Date: Fri, 16 Apr 1999 15:53:42 -0600
Reply-To: Aleece Hoffmann <AleeceHoffmann@FIRSTHEALTH.COM>
Sender: "SAS(r) Discussion" <SAS-L@UGA.CC.UGA.EDU>
From: Aleece Hoffmann <AleeceHoffmann@FIRSTHEALTH.COM>
Subject: Re: Random sample from a large dataset.
Content-Type: text/plain; charset=US-ASCII
Chapter 12 of "SAS Language and Procedures, Usage 2" covers various methods of random sampling (aproximate or exact size, with or without replacement, simple or stratified, etc.) in depth. If you can live with an approximate-sized sample, try using the RANUNI() function in a WHERE statement in your PROC like this:
%LET library = WORK;
%LET dataset = mydata;
%LET sample_n = 50000;
%LET randseed = 12345;
/** Use any positive integer for a repeatable sample, or use zero or negative
integer for a different sample each run (i.e. system time used as seed) **/
/** Use your favorite method to put the total number of obs into a macro variable (called total_n here).**/
/** It could be as simple as a %LET if you already know the value, but I like to use an autocall utility macro (see below). **/
%obscount (method=sysfunc, dsname=&library..&dataset, result=total_n)

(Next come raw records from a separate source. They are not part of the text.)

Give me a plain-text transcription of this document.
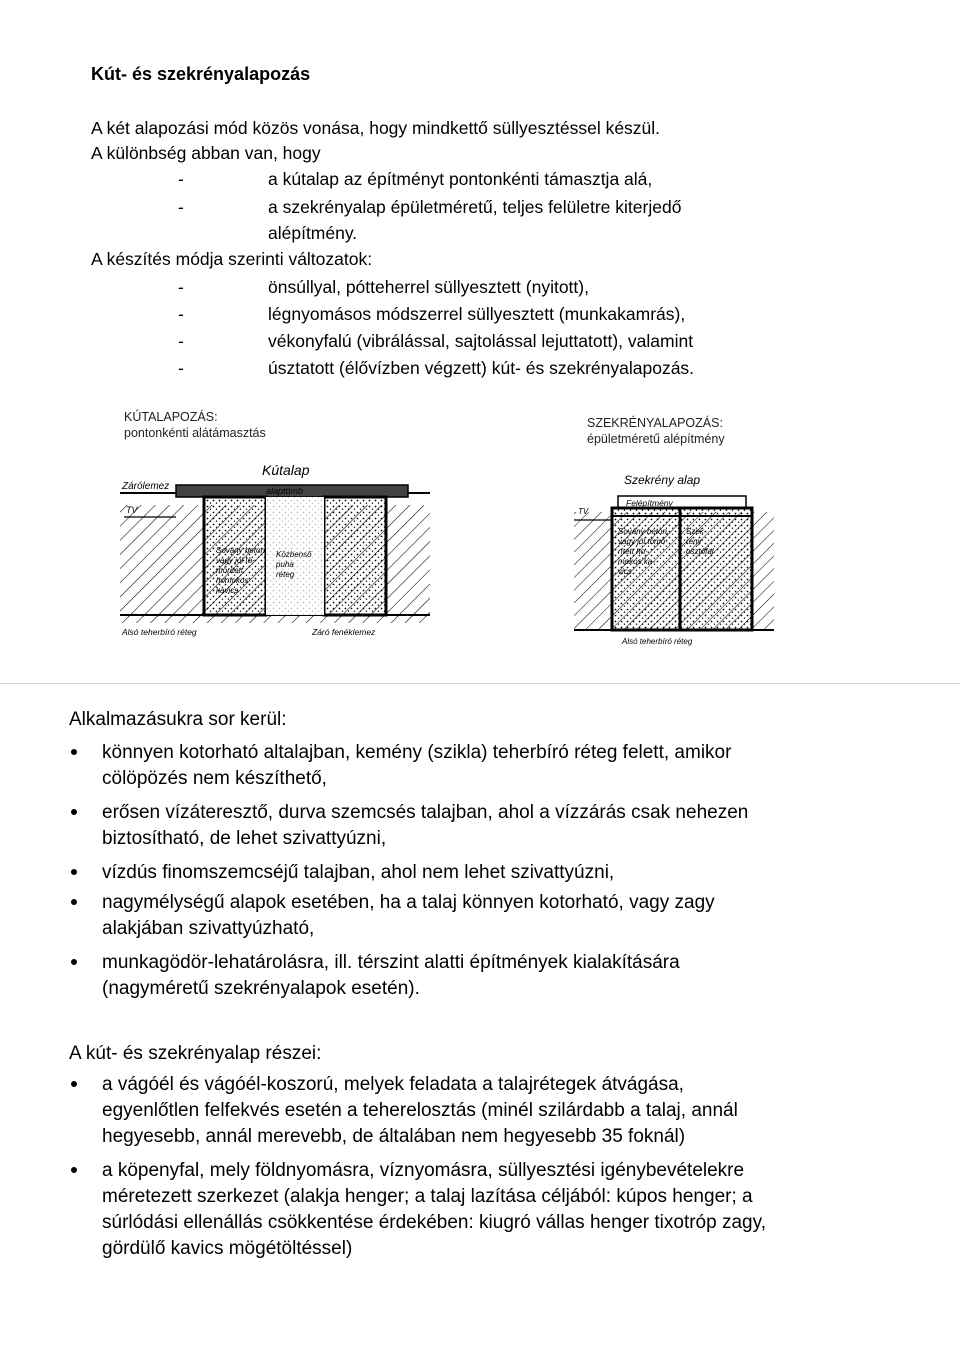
Kút- és szekrényalapozás
A két alapozási mód közös vonása, hogy mindkettő süllyesztéssel készül.
A különbség abban van, hogy
-	a kútalap az építményt pontonkénti támasztja alá,
-	a szekrényalap épületméretű, teljes felületre kiterjedő
alépítmény.
A készítés módja szerinti változatok:
-	önsúllyal, pótteherrel süllyesztett (nyitott),
-	légnyomásos módszerrel süllyesztett (munkakamrás),
-	vékonyfalú (vibrálással, sajtolással lejuttatott), valamint
-	úsztatott (élővízben végzett) kút- és szekrényalapozás.
KÚTALAPOZÁS:
pontonkénti alátámasztás
Zárólemez
Kútalap
alaptömb
TV
Sovány beton,
vagy jól tö-
mörített
homokos
kavics
Közbenső
puha
réteg
Alsó teherbíró réteg	Záró fenéklemez
SZEKRÉNYALAPOZÁS:
épületméretű alépítmény
Szekrény alap
Felépítmény
TV
Sovány beton,
vagy jól tömö-
rített ho-
mokos ka-
vics
Szek-
rény
osztófal
Alsó teherbíró réteg
Alkalmazásukra sor kerül:
könnyen kotorható altalajban, kemény (szikla) teherbíró réteg felett, amikor
cölöpözés nem készíthető,
erősen vízáteresztő, durva szemcsés talajban, ahol a vízzárás csak nehezen
biztosítható, de lehet szivattyúzni,
vízdús finomszemcséjű talajban, ahol nem lehet szivattyúzni,
nagymélységű alapok esetében, ha a talaj könnyen kotorható, vagy zagy
alakjában szivattyúzható,
munkagödör-lehatárolásra, ill. térszint alatti építmények kialakítására
(nagyméretű szekrényalapok esetén).
A kút- és szekrényalap részei:
a vágóél és vágóél-koszorú, melyek feladata a talajrétegek átvágása,
egyenlőtlen felfekvés esetén a teherelosztás (minél szilárdabb a talaj, annál
hegyesebb, annál merevebb, de általában nem hegyesebb 35 foknál)
a köpenyfal, mely földnyomásra, víznyomásra, süllyesztési igénybevételekre
méretezett szerkezet (alakja henger; a talaj lazítása céljából: kúpos henger; a
súrlódási ellenállás csökkentése érdekében: kiugró vállas henger tixotróp zagy,
gördülő kavics mögétöltéssel)
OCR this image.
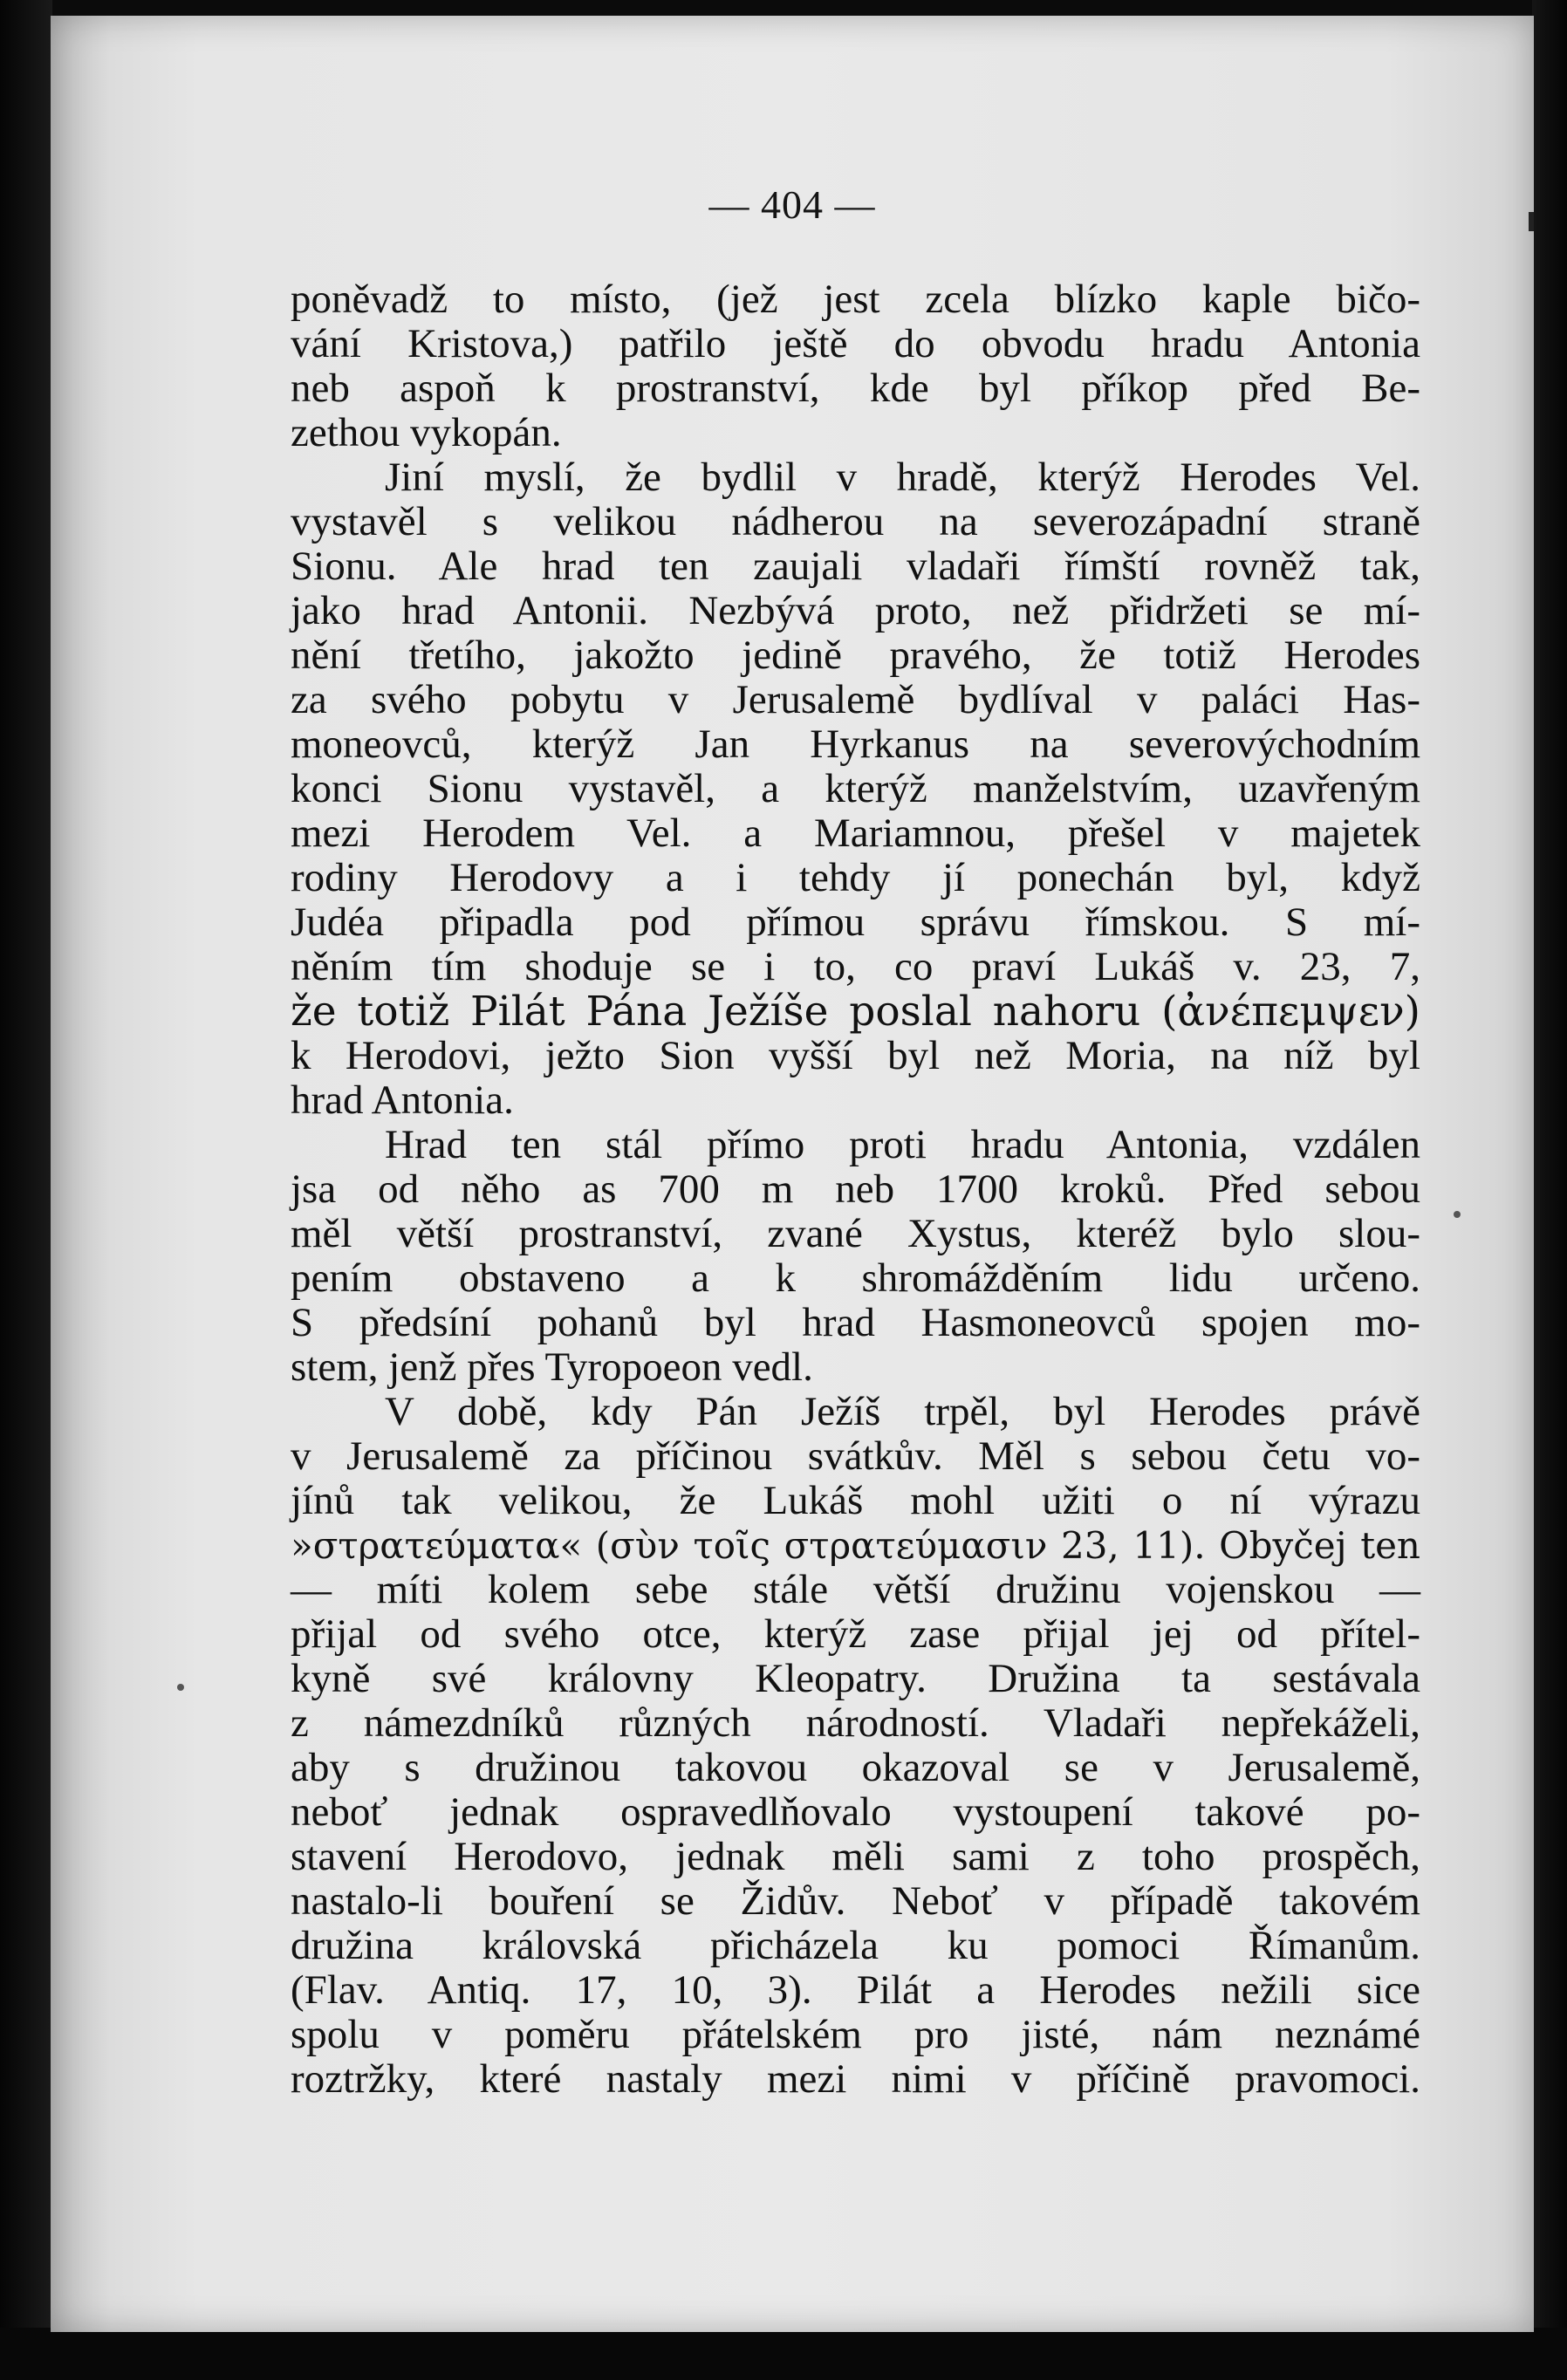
— 404 —
poněvadž to místo, (jež jest zcela blízko kaple bičo-
vání Kristova,) patřilo ještě do obvodu hradu Antonia
neb aspoň k prostranství, kde byl příkop před Be-
zethou vykopán.
Jiní myslí, že bydlil v hradě, kterýž Herodes Vel.
vystavěl s velikou nádherou na severozápadní straně
Sionu. Ale hrad ten zaujali vladaři římští rovněž tak,
jako hrad Antonii. Nezbývá proto, než přidržeti se mí-
nění třetího, jakožto jedině pravého, že totiž Herodes
za svého pobytu v Jerusalemě bydlíval v paláci Has-
moneovců, kterýž Jan Hyrkanus na severovýchodním
konci Sionu vystavěl, a kterýž manželstvím, uzavřeným
mezi Herodem Vel. a Mariamnou, přešel v majetek
rodiny Herodovy a i tehdy jí ponechán byl, když
Judéa připadla pod přímou správu římskou. S mí-
něním tím shoduje se i to, co praví Lukáš v. 23, 7,
že totiž Pilát Pána Ježíše poslal nahoru (ἀνέπεμψεν)
k Herodovi, ježto Sion vyšší byl než Moria, na níž byl
hrad Antonia.
Hrad ten stál přímo proti hradu Antonia, vzdálen
jsa od něho as 700 m neb 1700 kroků. Před sebou
měl větší prostranství, zvané Xystus, kteréž bylo slou-
pením obstaveno a k shromážděním lidu určeno.
S předsíní pohanů byl hrad Hasmoneovců spojen mo-
stem, jenž přes Tyropoeon vedl.
V době, kdy Pán Ježíš trpěl, byl Herodes právě
v Jerusalemě za příčinou svátkův. Měl s sebou četu vo-
jínů tak velikou, že Lukáš mohl užiti o ní výrazu
»στρατεύματα« (σὺν τοῖς στρατεύμασιν 23, 11). Obyčej ten
— míti kolem sebe stále větší družinu vojenskou —
přijal od svého otce, kterýž zase přijal jej od přítel-
kyně své královny Kleopatry. Družina ta sestávala
z námezdníků různých národností. Vladaři nepřekáželi,
aby s družinou takovou okazoval se v Jerusalemě,
neboť jednak ospravedlňovalo vystoupení takové po-
stavení Herodovo, jednak měli sami z toho prospěch,
nastalo-li bouření se Židův. Neboť v případě takovém
družina královská přicházela ku pomoci Římanům.
(Flav. Antiq. 17, 10, 3). Pilát a Herodes nežili sice
spolu v poměru přátelském pro jisté, nám neznámé
roztržky, které nastaly mezi nimi v příčině pravomoci.
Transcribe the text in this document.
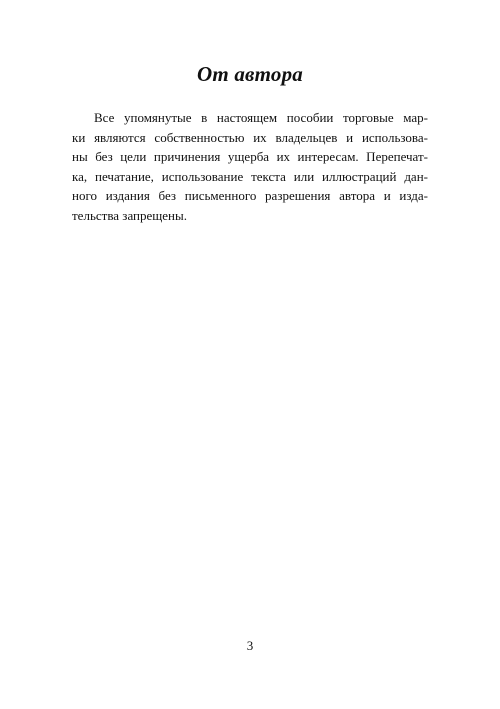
От автора
Все упомянутые в настоящем пособии торговые мар-
ки являются собственностью их владельцев и использова-
ны без цели причинения ущерба их интересам. Перепечат-
ка, печатание, использование текста или иллюстраций дан-
ного издания без письменного разрешения автора и изда-
тельства запрещены.

3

/** run your favorite PROC using random sampling **/
PROC MEANS DATA=&library..&dataset;
WHERE RANUNI(&seed) <= &sample_n/&total_n;
TITLE1 "Summary Statistics for Random Sample from &library..&dataset";
RUN;
/** <cut here> **/
/** Put this macro definition in an autocall library or %INCLUDE it **before** calling it **/
%MACRO obscount (method=sysfunc, dsname=_LAST_, result=_nobs_);
%** This is the stripped-down guts of an autocall utility macro I usually use to put the number **;
%** of obs in a dataset into a macro variable using my choice of several methods. **;
%** This piece of the code is based on an example on p. 242 of "SAS Macro Language Reference." **;
%GLOBAL &result;
%IF %UPCASE(&method) = %UPCASE(sysfunc) %THEN %DO;
%LOCAL dsid rc;
%LET dsid = %SYSFUNC(OPEN(&dsname));
%IF &dsid %THEN %DO;
%LET &result = %SYSFUNC(ATTRN(&dsid, NOBS), 32.0);
%LET rc = %SYSFUNC(CLOSE(&dsid));
%END;
%ELSE %PUT Open for dataset &dsname failed - %SYSFUNC(SYSMSG());
%END;
%LET &result = &&&result;
%IF &&&result ~= %THEN %PUT NOTE: Dataset %UPCASE(&dsname) has &&&result observations.;
%MEND obscount;
/** <cut here> **/
Aleece Hoffmann
Programmer Analyst
Information Systems
First Health
750 Riverpoint Drive
West Sacramento, CA 95605
916-374-4808
916-374-4929 fax
AleeceHoffmann@FirstHealth.com
>>> "Towns, Brian" <BTowns@FLEETCC.COM> 04/16/99 12:33:38 >>>
Is there any way to select a random sample of 50,000 obs from a
large table as input into proc means for example.
Thanks in advance,
Brian